I lined up in Toronto with the A goal of Olympic Standard (2:29:50) and the B goal of breaking my own record (2:28:00). I crossed with 2:28:09… ouch. Coming around the final bend to see the clock click over my record time stung for a minute… but I knew about 5k out that my left calf, having started cramping between 25k and 30k, was not going to let me press the pace. I know from experience (safety pin) that pressing my calf can lead to me losing chunks and chunks of time and I decided over the last few kilometers to stick to the A goal and worry about my record some other day.
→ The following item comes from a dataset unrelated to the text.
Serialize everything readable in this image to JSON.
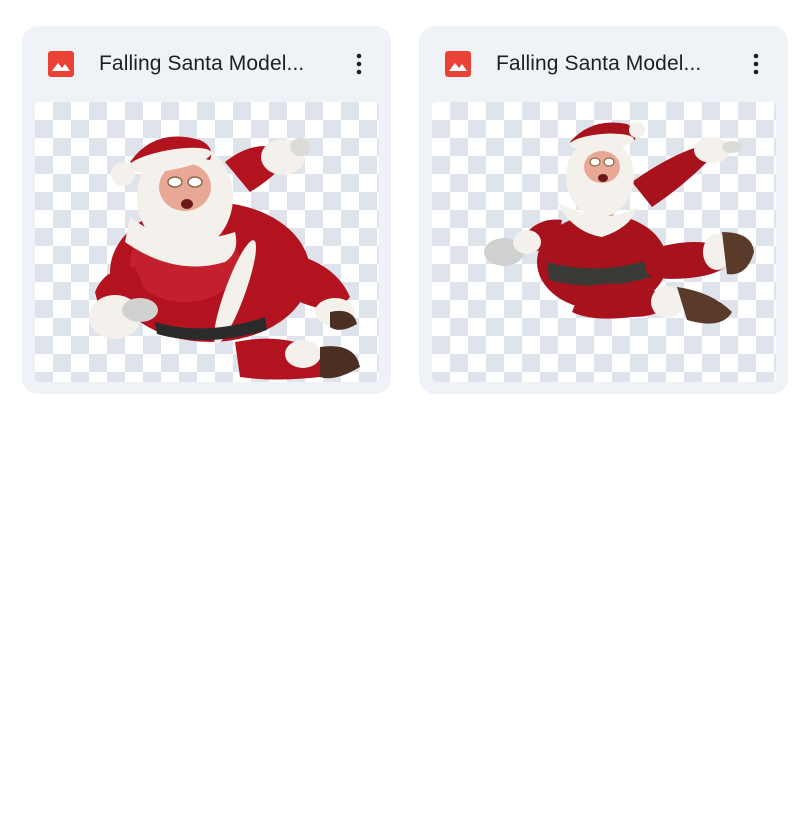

Still though 9 seconds in a marathon is nothing and it sucked. Until I realized that now I’ll have something to chase after Rio… that breaking my own record with a 7 week build might make me feel less enchanted about running or trying to lower it again later… not breaking my record reminded me that marathons are hard. My record is hard… and I need to respect both if I ever want to call myself a marathoner again.